Amid the vast swath of drek on the album, the biggest shocker in the album is the downtempo, ethereal "Echolalia".  Where the hard, punk-ish attitude of AEC fails dreadfully, the soft and dreamy side succeeds extraordinarily well; and despite a slightly too-loud acid synth riff punctuating the center of the song that sometimes overwhelms Stacey P.'s dreamlike alto, the song is extremely well-crafted and incredibly listenable, and--dare I say--catchy after its own fashion?  Similarly, the avant-garde "Afterlife", again seeming out of place compared to the insolence of the rest of the album, resembles an experimental throwback to the Amiga/PC demo scene days, with sparse chorus vocals in the far background underneath a complex-sounding synth arrangement.  Both are excellent songs, almost worth the purchase of the album on their own. And while remixes of bad tracks never make them good, the 'Echolalia' electroicyfunkmix by Grenadier is listenable as well, seeming as though it would fit seamlessly into a Repo! The Genetic Opera sequel.

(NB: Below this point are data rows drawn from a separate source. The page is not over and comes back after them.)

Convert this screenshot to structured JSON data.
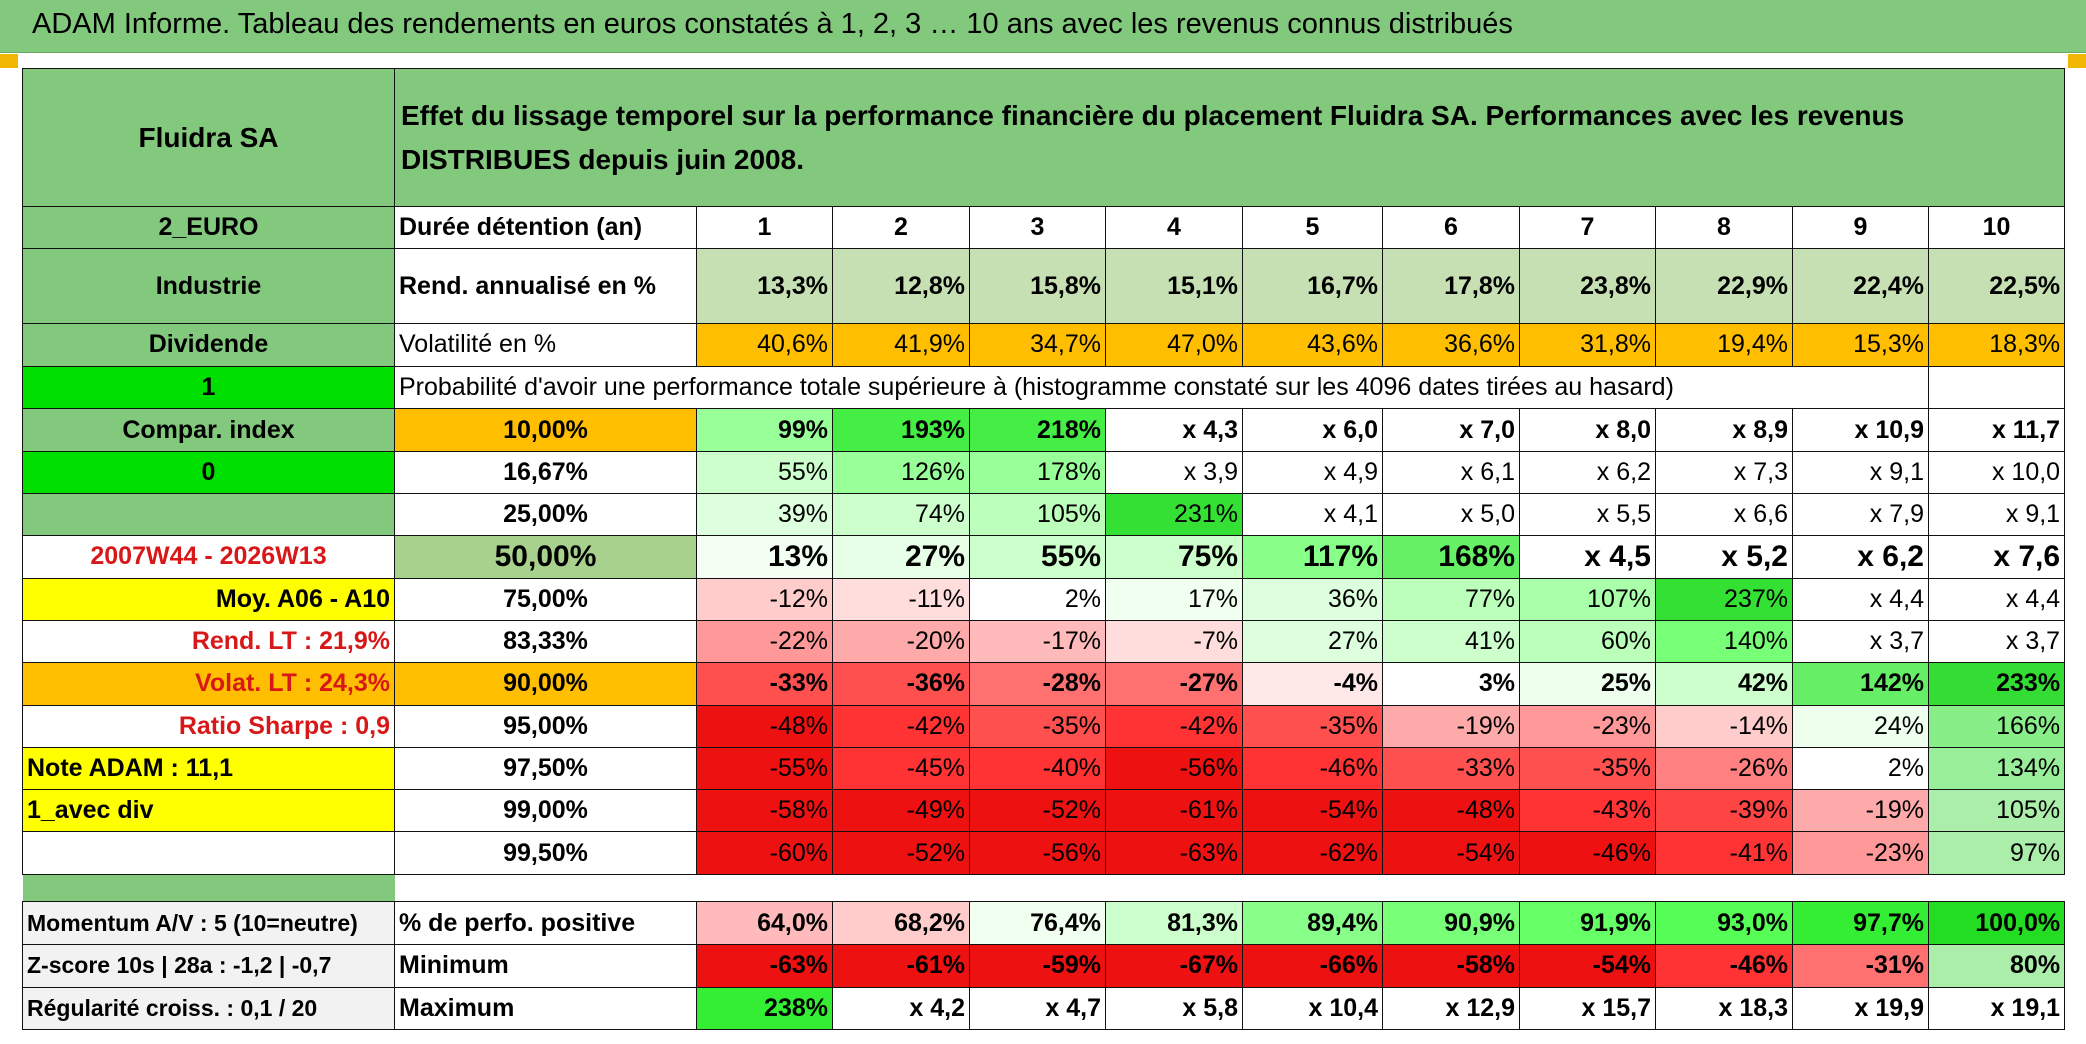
{
  "banner_title": "ADAM Informe. Tableau des rendements en euros constatés à 1, 2, 3 … 10 ans avec les revenus connus distribués",
  "colors": {
    "header_green": "#82c97e",
    "orange": "#ffbf00",
    "yellow": "#ffff00",
    "bright_green": "#00e000",
    "red_text": "#d81818",
    "side_grey": "#f2f2f2"
  },
  "rows": [
    {
      "h": 137,
      "cells": [
        {
          "t": "Fluidra SA",
          "bg": "#82c97e",
          "a": "c",
          "fs": 28
        },
        {
          "t": "Effet du lissage temporel sur la performance financière du placement Fluidra SA. Performances avec les revenus DISTRIBUES depuis juin 2008.",
          "bg": "#82c97e",
          "a": "l",
          "span": 11,
          "wrap": true
        }
      ]
    },
    {
      "h": 42,
      "cells": [
        {
          "t": "2_EURO",
          "bg": "#82c97e",
          "a": "c"
        },
        {
          "t": "Durée détention (an)",
          "a": "l"
        },
        {
          "t": "1",
          "a": "c"
        },
        {
          "t": "2",
          "a": "c"
        },
        {
          "t": "3",
          "a": "c"
        },
        {
          "t": "4",
          "a": "c"
        },
        {
          "t": "5",
          "a": "c"
        },
        {
          "t": "6",
          "a": "c"
        },
        {
          "t": "7",
          "a": "c"
        },
        {
          "t": "8",
          "a": "c"
        },
        {
          "t": "9",
          "a": "c"
        },
        {
          "t": "10",
          "a": "c"
        }
      ]
    },
    {
      "h": 74,
      "cells": [
        {
          "t": "Industrie",
          "bg": "#82c97e",
          "a": "c"
        },
        {
          "t": "Rend. annualisé en %",
          "a": "l"
        },
        {
          "t": "13,3%",
          "bg": "#c6e0b4"
        },
        {
          "t": "12,8%",
          "bg": "#c6e0b4"
        },
        {
          "t": "15,8%",
          "bg": "#c6e0b4"
        },
        {
          "t": "15,1%",
          "bg": "#c6e0b4"
        },
        {
          "t": "16,7%",
          "bg": "#c6e0b4"
        },
        {
          "t": "17,8%",
          "bg": "#c6e0b4"
        },
        {
          "t": "23,8%",
          "bg": "#c6e0b4"
        },
        {
          "t": "22,9%",
          "bg": "#c6e0b4"
        },
        {
          "t": "22,4%",
          "bg": "#c6e0b4"
        },
        {
          "t": "22,5%",
          "bg": "#c6e0b4"
        }
      ]
    },
    {
      "h": 43,
      "cells": [
        {
          "t": "Dividende",
          "bg": "#82c97e",
          "a": "c"
        },
        {
          "t": "Volatilité en %",
          "a": "l",
          "b": false
        },
        {
          "t": "40,6%",
          "bg": "#ffbf00",
          "b": false
        },
        {
          "t": "41,9%",
          "bg": "#ffbf00",
          "b": false
        },
        {
          "t": "34,7%",
          "bg": "#ffbf00",
          "b": false
        },
        {
          "t": "47,0%",
          "bg": "#ffbf00",
          "b": false
        },
        {
          "t": "43,6%",
          "bg": "#ffbf00",
          "b": false
        },
        {
          "t": "36,6%",
          "bg": "#ffbf00",
          "b": false
        },
        {
          "t": "31,8%",
          "bg": "#ffbf00",
          "b": false
        },
        {
          "t": "19,4%",
          "bg": "#ffbf00",
          "b": false
        },
        {
          "t": "15,3%",
          "bg": "#ffbf00",
          "b": false
        },
        {
          "t": "18,3%",
          "bg": "#ffbf00",
          "b": false
        }
      ]
    },
    {
      "h": 42,
      "cells": [
        {
          "t": "1",
          "bg": "#00e000",
          "a": "c"
        },
        {
          "t": "Probabilité d'avoir une performance totale supérieure à (histogramme constaté sur les 4096 dates tirées au hasard)",
          "a": "l",
          "span": 10,
          "b": false
        },
        {
          "t": ""
        }
      ]
    },
    {
      "h": 42,
      "cells": [
        {
          "t": "Compar. index",
          "bg": "#82c97e",
          "a": "c"
        },
        {
          "t": "10,00%",
          "bg": "#ffbf00",
          "a": "c"
        },
        {
          "t": "99%",
          "bg": "#99ff99"
        },
        {
          "t": "193%",
          "bg": "#44ee44"
        },
        {
          "t": "218%",
          "bg": "#44ee44"
        },
        {
          "t": "x 4,3"
        },
        {
          "t": "x 6,0"
        },
        {
          "t": "x 7,0"
        },
        {
          "t": "x 8,0"
        },
        {
          "t": "x 8,9"
        },
        {
          "t": "x 10,9"
        },
        {
          "t": "x 11,7"
        }
      ]
    },
    {
      "h": 42,
      "cells": [
        {
          "t": "0",
          "bg": "#00e000",
          "a": "c"
        },
        {
          "t": "16,67%",
          "a": "c"
        },
        {
          "t": "55%",
          "bg": "#ccffcc",
          "b": false
        },
        {
          "t": "126%",
          "bg": "#99ff99",
          "b": false
        },
        {
          "t": "178%",
          "bg": "#99ff99",
          "b": false
        },
        {
          "t": "x 3,9",
          "b": false
        },
        {
          "t": "x 4,9",
          "b": false
        },
        {
          "t": "x 6,1",
          "b": false
        },
        {
          "t": "x 6,2",
          "b": false
        },
        {
          "t": "x 7,3",
          "b": false
        },
        {
          "t": "x 9,1",
          "b": false
        },
        {
          "t": "x 10,0",
          "b": false
        }
      ]
    },
    {
      "h": 42,
      "cells": [
        {
          "t": "",
          "bg": "#82c97e"
        },
        {
          "t": "25,00%",
          "a": "c"
        },
        {
          "t": "39%",
          "bg": "#ddffdd",
          "b": false
        },
        {
          "t": "74%",
          "bg": "#ccffcc",
          "b": false
        },
        {
          "t": "105%",
          "bg": "#bbffbb",
          "b": false
        },
        {
          "t": "231%",
          "bg": "#33e033",
          "b": false
        },
        {
          "t": "x 4,1",
          "b": false
        },
        {
          "t": "x 5,0",
          "b": false
        },
        {
          "t": "x 5,5",
          "b": false
        },
        {
          "t": "x 6,6",
          "b": false
        },
        {
          "t": "x 7,9",
          "b": false
        },
        {
          "t": "x 9,1",
          "b": false
        }
      ]
    },
    {
      "h": 42,
      "cells": [
        {
          "t": "2007W44 - 2026W13",
          "a": "c",
          "red": true
        },
        {
          "t": "50,00%",
          "bg": "#a9d18e",
          "a": "c",
          "fs": 30
        },
        {
          "t": "13%",
          "bg": "#f2fff2",
          "fs": 30
        },
        {
          "t": "27%",
          "bg": "#e6ffe6",
          "fs": 30
        },
        {
          "t": "55%",
          "bg": "#ccffcc",
          "fs": 30
        },
        {
          "t": "75%",
          "bg": "#ccffcc",
          "fs": 30
        },
        {
          "t": "117%",
          "bg": "#88ff88",
          "fs": 30
        },
        {
          "t": "168%",
          "bg": "#66f066",
          "fs": 30
        },
        {
          "t": "x 4,5",
          "fs": 30
        },
        {
          "t": "x 5,2",
          "fs": 30
        },
        {
          "t": "x 6,2",
          "fs": 30
        },
        {
          "t": "x 7,6",
          "fs": 30
        }
      ]
    },
    {
      "h": 42,
      "cells": [
        {
          "t": "Moy. A06 - A10",
          "bg": "#ffff00",
          "a": "r"
        },
        {
          "t": "75,00%",
          "a": "c"
        },
        {
          "t": "-12%",
          "bg": "#ffcccc",
          "b": false
        },
        {
          "t": "-11%",
          "bg": "#ffdddd",
          "b": false
        },
        {
          "t": "2%",
          "b": false
        },
        {
          "t": "17%",
          "bg": "#f0fff0",
          "b": false
        },
        {
          "t": "36%",
          "bg": "#ddffdd",
          "b": false
        },
        {
          "t": "77%",
          "bg": "#bbffbb",
          "b": false
        },
        {
          "t": "107%",
          "bg": "#aaffaa",
          "b": false
        },
        {
          "t": "237%",
          "bg": "#33e033",
          "b": false
        },
        {
          "t": "x 4,4",
          "b": false
        },
        {
          "t": "x 4,4",
          "b": false
        }
      ]
    },
    {
      "h": 42,
      "cells": [
        {
          "t": "Rend. LT :    21,9%",
          "a": "r",
          "red": true
        },
        {
          "t": "83,33%",
          "a": "c"
        },
        {
          "t": "-22%",
          "bg": "#ff9999",
          "b": false
        },
        {
          "t": "-20%",
          "bg": "#ffaaaa",
          "b": false
        },
        {
          "t": "-17%",
          "bg": "#ffbbbb",
          "b": false
        },
        {
          "t": "-7%",
          "bg": "#ffdddd",
          "b": false
        },
        {
          "t": "27%",
          "bg": "#ddffdd",
          "b": false
        },
        {
          "t": "41%",
          "bg": "#ccffcc",
          "b": false
        },
        {
          "t": "60%",
          "bg": "#bbffbb",
          "b": false
        },
        {
          "t": "140%",
          "bg": "#77ff77",
          "b": false
        },
        {
          "t": "x 3,7",
          "b": false
        },
        {
          "t": "x 3,7",
          "b": false
        }
      ]
    },
    {
      "h": 42,
      "cells": [
        {
          "t": "Volat. LT :    24,3%",
          "bg": "#ffbf00",
          "a": "r",
          "red": true
        },
        {
          "t": "90,00%",
          "bg": "#ffbf00",
          "a": "c"
        },
        {
          "t": "-33%",
          "bg": "#ff5050"
        },
        {
          "t": "-36%",
          "bg": "#ff5050"
        },
        {
          "t": "-28%",
          "bg": "#ff7070"
        },
        {
          "t": "-27%",
          "bg": "#ff7070"
        },
        {
          "t": "-4%",
          "bg": "#ffe8e8"
        },
        {
          "t": "3%"
        },
        {
          "t": "25%",
          "bg": "#eeffee"
        },
        {
          "t": "42%",
          "bg": "#ccffcc"
        },
        {
          "t": "142%",
          "bg": "#66ee66"
        },
        {
          "t": "233%",
          "bg": "#33dd33"
        }
      ]
    },
    {
      "h": 42,
      "cells": [
        {
          "t": "Ratio Sharpe :    0,9",
          "a": "r",
          "red": true
        },
        {
          "t": "95,00%",
          "a": "c"
        },
        {
          "t": "-48%",
          "bg": "#ee1111",
          "b": false
        },
        {
          "t": "-42%",
          "bg": "#ff3333",
          "b": false
        },
        {
          "t": "-35%",
          "bg": "#ff5050",
          "b": false
        },
        {
          "t": "-42%",
          "bg": "#ff3333",
          "b": false
        },
        {
          "t": "-35%",
          "bg": "#ff5050",
          "b": false
        },
        {
          "t": "-19%",
          "bg": "#ffaaaa",
          "b": false
        },
        {
          "t": "-23%",
          "bg": "#ff9999",
          "b": false
        },
        {
          "t": "-14%",
          "bg": "#ffcccc",
          "b": false
        },
        {
          "t": "24%",
          "bg": "#eeffee",
          "b": false
        },
        {
          "t": "166%",
          "bg": "#88ee88",
          "b": false
        }
      ]
    },
    {
      "h": 42,
      "cells": [
        {
          "t": "Note ADAM : 11,1",
          "bg": "#ffff00",
          "a": "l"
        },
        {
          "t": "97,50%",
          "a": "c"
        },
        {
          "t": "-55%",
          "bg": "#ee1111",
          "b": false
        },
        {
          "t": "-45%",
          "bg": "#ff3333",
          "b": false
        },
        {
          "t": "-40%",
          "bg": "#ff3333",
          "b": false
        },
        {
          "t": "-56%",
          "bg": "#ee1111",
          "b": false
        },
        {
          "t": "-46%",
          "bg": "#ff3333",
          "b": false
        },
        {
          "t": "-33%",
          "bg": "#ff5050",
          "b": false
        },
        {
          "t": "-35%",
          "bg": "#ff5050",
          "b": false
        },
        {
          "t": "-26%",
          "bg": "#ff8080",
          "b": false
        },
        {
          "t": "2%",
          "b": false
        },
        {
          "t": "134%",
          "bg": "#99ee99",
          "b": false
        }
      ]
    },
    {
      "h": 42,
      "cells": [
        {
          "t": "1_avec div",
          "bg": "#ffff00",
          "a": "l"
        },
        {
          "t": "99,00%",
          "a": "c"
        },
        {
          "t": "-58%",
          "bg": "#ee1111",
          "b": false
        },
        {
          "t": "-49%",
          "bg": "#ee1111",
          "b": false
        },
        {
          "t": "-52%",
          "bg": "#ee1111",
          "b": false
        },
        {
          "t": "-61%",
          "bg": "#ee1111",
          "b": false
        },
        {
          "t": "-54%",
          "bg": "#ee1111",
          "b": false
        },
        {
          "t": "-48%",
          "bg": "#ee1111",
          "b": false
        },
        {
          "t": "-43%",
          "bg": "#ff3333",
          "b": false
        },
        {
          "t": "-39%",
          "bg": "#ff4444",
          "b": false
        },
        {
          "t": "-19%",
          "bg": "#ffaaaa",
          "b": false
        },
        {
          "t": "105%",
          "bg": "#aaeeaa",
          "b": false
        }
      ]
    },
    {
      "h": 42,
      "cells": [
        {
          "t": ""
        },
        {
          "t": "99,50%",
          "a": "c"
        },
        {
          "t": "-60%",
          "bg": "#ee1111",
          "b": false
        },
        {
          "t": "-52%",
          "bg": "#ee1111",
          "b": false
        },
        {
          "t": "-56%",
          "bg": "#ee1111",
          "b": false
        },
        {
          "t": "-63%",
          "bg": "#ee1111",
          "b": false
        },
        {
          "t": "-62%",
          "bg": "#ee1111",
          "b": false
        },
        {
          "t": "-54%",
          "bg": "#ee1111",
          "b": false
        },
        {
          "t": "-46%",
          "bg": "#ee1111",
          "b": false
        },
        {
          "t": "-41%",
          "bg": "#ff3333",
          "b": false
        },
        {
          "t": "-23%",
          "bg": "#ff9999",
          "b": false
        },
        {
          "t": "97%",
          "bg": "#aaeeaa",
          "b": false
        }
      ]
    },
    {
      "h": 27,
      "spacer": true,
      "cells": [
        {
          "t": "",
          "bg": "#82c97e",
          "nb": true
        },
        {
          "t": "",
          "span": 11,
          "nb": true
        }
      ]
    },
    {
      "h": 43,
      "cells": [
        {
          "t": "Momentum A/V : 5 (10=neutre)",
          "bg": "#f2f2f2",
          "a": "l",
          "fs": 23
        },
        {
          "t": "% de perfo. positive",
          "a": "l"
        },
        {
          "t": "64,0%",
          "bg": "#ffbbbb"
        },
        {
          "t": "68,2%",
          "bg": "#ffcccc"
        },
        {
          "t": "76,4%",
          "bg": "#f0fff0"
        },
        {
          "t": "81,3%",
          "bg": "#ccffcc"
        },
        {
          "t": "89,4%",
          "bg": "#88ff88"
        },
        {
          "t": "90,9%",
          "bg": "#77ff77"
        },
        {
          "t": "91,9%",
          "bg": "#66ff66"
        },
        {
          "t": "93,0%",
          "bg": "#55ff55"
        },
        {
          "t": "97,7%",
          "bg": "#33ee33"
        },
        {
          "t": "100,0%",
          "bg": "#22dd22"
        }
      ]
    },
    {
      "h": 42,
      "cells": [
        {
          "t": "Z-score 10s | 28a : -1,2 | -0,7",
          "bg": "#f2f2f2",
          "a": "l",
          "fs": 23
        },
        {
          "t": "Minimum",
          "a": "l"
        },
        {
          "t": "-63%",
          "bg": "#ee1111"
        },
        {
          "t": "-61%",
          "bg": "#ee1111"
        },
        {
          "t": "-59%",
          "bg": "#ee1111"
        },
        {
          "t": "-67%",
          "bg": "#ee1111"
        },
        {
          "t": "-66%",
          "bg": "#ee1111"
        },
        {
          "t": "-58%",
          "bg": "#ee1111"
        },
        {
          "t": "-54%",
          "bg": "#ee1111"
        },
        {
          "t": "-46%",
          "bg": "#ff3333"
        },
        {
          "t": "-31%",
          "bg": "#ff7070"
        },
        {
          "t": "80%",
          "bg": "#aaeeaa"
        }
      ]
    },
    {
      "h": 42,
      "cells": [
        {
          "t": "Régularité croiss. : 0,1 / 20",
          "bg": "#f2f2f2",
          "a": "l",
          "fs": 23
        },
        {
          "t": "Maximum",
          "a": "l"
        },
        {
          "t": "238%",
          "bg": "#33ee33"
        },
        {
          "t": "x 4,2"
        },
        {
          "t": "x 4,7"
        },
        {
          "t": "x 5,8"
        },
        {
          "t": "x 10,4"
        },
        {
          "t": "x 12,9"
        },
        {
          "t": "x 15,7"
        },
        {
          "t": "x 18,3"
        },
        {
          "t": "x 19,9"
        },
        {
          "t": "x 19,1"
        }
      ]
    }
  ]
}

Approach this album with plenty of caution; there is a dissonant, almost bipolar divide between the bad and the good.  The good is positively brilliant, and for that reason alone I can't completely warn against the disc. AEC deserves to have "Echolalia" and "Afterlife" notarized as excellent songs, singular amongst the rest of the album for their quite against-the-grain quality.  Though the rest of the album ranges from mediocre to unlistenable, and though I'm not sure if I can recommend a purchase, the mere inclusion of "Echolalia" and "Afterlife" warrant a second look at the album; this I can say without reservation.